As for complaints that crypto mining requires excessive energy consumption, I always ask, "As compared to what?" How much energy do you think it takes to run the data centers at Google or Amazon? How much CO2 is pumped into the atmosphere from delivery vehicles and trucks and planes constantly moving products around the world? When we measure the energy cost of fiat currency, do we account for the cost of printing the currency or the emissions from armored cars delivering the cash? Crypto mining uses energy - a lot, I know - but it's also an easy target.

The reality is that there's more and more innovation and green technology in the crypto-mining world, certainly more than I've ever seen in the oil-and-natural-gas industry. There are wind and solar farms powering mining operations. One company is taking the excess natural gas from oil-and-gas farms that would have simply been burned off in the past and funneling that energy back into its system to power the mining computers. Ecuador plans to use geothermal energy - power derived from volcanoes - to fuel its data mining. Even my operation in Michigan uses the excess heat generated from its computers to keep the building warm in the cold Midwestern winters. Nothing is wasted. It's a win-win.

The knocks against cryptocurrency tend to be overreactions because it is so new and so disruptive. I'll say it again: Cryptocurrency represents a profound change. On some level, it reminds me of the transformation of the brokerage industry. For generations, stockbrokers collected a minimum commission, a percentage of the par value of the shares traded. Then along came computerized trading platforms and discount brokers with low-cost commissions. Today many brokerage firms are commission-free. I bet most brokers in the 1960s would never have believed commissions could go to zero.

Cryptocurrency represents a similar kind of seismic disruption. It's part of the new iteration of the Internet - often called Web 3.0 - that aims to make it more open sourced, decentralized and transparent. It's going to take time for people to get used to this kind of change, as it always does. We once wouldn't have dreamed of putting our credit cards online. Now everyone from the pizza shop to Amazon has our data.

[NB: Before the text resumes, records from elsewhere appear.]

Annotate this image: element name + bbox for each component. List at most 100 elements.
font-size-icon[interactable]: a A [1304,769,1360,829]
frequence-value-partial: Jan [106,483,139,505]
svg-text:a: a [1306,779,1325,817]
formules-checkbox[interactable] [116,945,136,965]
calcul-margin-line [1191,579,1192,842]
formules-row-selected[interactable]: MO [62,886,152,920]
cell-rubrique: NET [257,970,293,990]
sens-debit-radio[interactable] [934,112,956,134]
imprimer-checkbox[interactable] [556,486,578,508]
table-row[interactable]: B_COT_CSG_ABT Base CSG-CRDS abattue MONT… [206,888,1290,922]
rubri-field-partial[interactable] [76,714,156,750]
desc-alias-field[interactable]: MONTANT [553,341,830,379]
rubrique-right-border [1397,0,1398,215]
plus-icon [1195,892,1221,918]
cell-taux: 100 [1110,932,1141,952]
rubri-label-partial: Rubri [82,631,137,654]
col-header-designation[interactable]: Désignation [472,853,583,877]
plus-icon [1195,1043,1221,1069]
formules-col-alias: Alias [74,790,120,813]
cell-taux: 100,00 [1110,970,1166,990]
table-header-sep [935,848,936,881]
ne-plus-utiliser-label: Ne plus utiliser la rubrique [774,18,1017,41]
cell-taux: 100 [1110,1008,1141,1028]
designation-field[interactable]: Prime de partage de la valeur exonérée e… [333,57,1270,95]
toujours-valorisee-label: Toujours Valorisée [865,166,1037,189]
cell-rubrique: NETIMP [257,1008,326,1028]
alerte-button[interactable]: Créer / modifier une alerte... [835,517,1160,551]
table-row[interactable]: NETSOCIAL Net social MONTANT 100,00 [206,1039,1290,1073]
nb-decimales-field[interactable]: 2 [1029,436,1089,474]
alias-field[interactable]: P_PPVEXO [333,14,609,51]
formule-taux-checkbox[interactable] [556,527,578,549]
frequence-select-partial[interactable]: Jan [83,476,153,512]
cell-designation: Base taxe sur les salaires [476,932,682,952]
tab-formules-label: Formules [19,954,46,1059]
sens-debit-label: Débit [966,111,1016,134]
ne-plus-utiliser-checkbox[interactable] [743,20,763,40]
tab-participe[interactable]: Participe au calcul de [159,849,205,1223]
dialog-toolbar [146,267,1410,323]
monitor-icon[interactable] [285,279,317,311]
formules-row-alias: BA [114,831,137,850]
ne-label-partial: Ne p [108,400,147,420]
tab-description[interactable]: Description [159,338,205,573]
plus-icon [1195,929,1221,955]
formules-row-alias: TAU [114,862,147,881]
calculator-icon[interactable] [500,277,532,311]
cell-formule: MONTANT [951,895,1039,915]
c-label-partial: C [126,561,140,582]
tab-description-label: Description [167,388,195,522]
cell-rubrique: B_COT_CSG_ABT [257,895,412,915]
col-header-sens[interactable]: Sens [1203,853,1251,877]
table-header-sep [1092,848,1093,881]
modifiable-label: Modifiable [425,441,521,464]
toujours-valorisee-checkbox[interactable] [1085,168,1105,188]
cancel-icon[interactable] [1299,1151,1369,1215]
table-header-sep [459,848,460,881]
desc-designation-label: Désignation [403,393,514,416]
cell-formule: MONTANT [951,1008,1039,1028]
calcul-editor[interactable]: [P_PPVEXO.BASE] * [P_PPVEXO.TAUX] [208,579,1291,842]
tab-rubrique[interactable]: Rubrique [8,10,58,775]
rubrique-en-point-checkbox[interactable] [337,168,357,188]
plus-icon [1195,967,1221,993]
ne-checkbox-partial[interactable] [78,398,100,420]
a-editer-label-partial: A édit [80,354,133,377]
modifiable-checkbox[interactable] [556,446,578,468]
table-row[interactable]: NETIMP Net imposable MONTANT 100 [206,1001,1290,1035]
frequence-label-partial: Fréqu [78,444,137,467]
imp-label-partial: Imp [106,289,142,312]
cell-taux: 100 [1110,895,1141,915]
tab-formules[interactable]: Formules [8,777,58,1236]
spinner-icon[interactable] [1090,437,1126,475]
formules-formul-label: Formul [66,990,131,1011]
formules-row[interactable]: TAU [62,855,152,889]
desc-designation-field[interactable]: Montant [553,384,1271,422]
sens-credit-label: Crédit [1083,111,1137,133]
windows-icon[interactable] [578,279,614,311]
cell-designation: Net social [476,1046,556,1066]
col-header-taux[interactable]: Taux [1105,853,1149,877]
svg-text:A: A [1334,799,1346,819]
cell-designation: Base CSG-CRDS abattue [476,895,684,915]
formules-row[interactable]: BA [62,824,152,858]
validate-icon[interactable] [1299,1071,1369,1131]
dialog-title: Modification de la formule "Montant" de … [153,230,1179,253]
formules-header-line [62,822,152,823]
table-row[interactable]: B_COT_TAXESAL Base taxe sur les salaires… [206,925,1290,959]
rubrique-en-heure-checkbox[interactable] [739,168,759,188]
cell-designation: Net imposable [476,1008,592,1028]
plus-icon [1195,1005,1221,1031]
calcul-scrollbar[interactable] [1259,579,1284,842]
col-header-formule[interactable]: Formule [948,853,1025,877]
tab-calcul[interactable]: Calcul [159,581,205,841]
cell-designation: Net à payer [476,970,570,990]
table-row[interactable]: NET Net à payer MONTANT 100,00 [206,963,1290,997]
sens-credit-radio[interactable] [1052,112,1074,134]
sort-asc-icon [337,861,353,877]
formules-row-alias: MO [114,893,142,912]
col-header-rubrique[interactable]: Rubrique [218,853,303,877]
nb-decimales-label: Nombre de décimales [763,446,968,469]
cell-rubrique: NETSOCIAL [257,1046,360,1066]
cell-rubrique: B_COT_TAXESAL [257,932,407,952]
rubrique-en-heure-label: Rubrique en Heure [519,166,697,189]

Bitcoin has already proved its ability to ride through tough stretches. China banned all cryptocurrency transactions last year, but the market quickly adapted, showing that one nation's resistance couldn't stop a currency that is both digital and decentralized. Rather, the ban only reinforced the need for a currency that isn't controlled by a specific nation, as the world's fiat currencies are. Cryptocurrency, China perhaps unwittingly revealed, isn't the problem. It's the solution.

The U.S. has become the dominant miner of Bitcoin ever since China effectively "canceled" all cryptocurrency mining back in September 2021. It's in U.S. government's best interest to take the lead on its regulation going forward.

Honestly, though, I try not to look at the day-to-day shifts because I'm not a speculator. I'm in it for the long haul. Bitcoin's market cap will continue to grow, from $1 trillion to $2 trillion to even $10 trillion. We'll continue to see widespread institutional adoption. As a result, the price will eventually stabilize. For now, I'm the kind of investor who sees the downturn not as a reason for panic, but as just the opposite: a buying opportunity.

Disclaimer: Milton "Todd" Ault III serves as Executive Chairman at BitNile Holdings, Inc. an NYSE American listed diversified holding company. The views and opinions expressed in this article are those of the author and do not necessarily reflect the official policy or position of BitNile, Inc. They also do not purport to reflect the opinions or views of this media publication.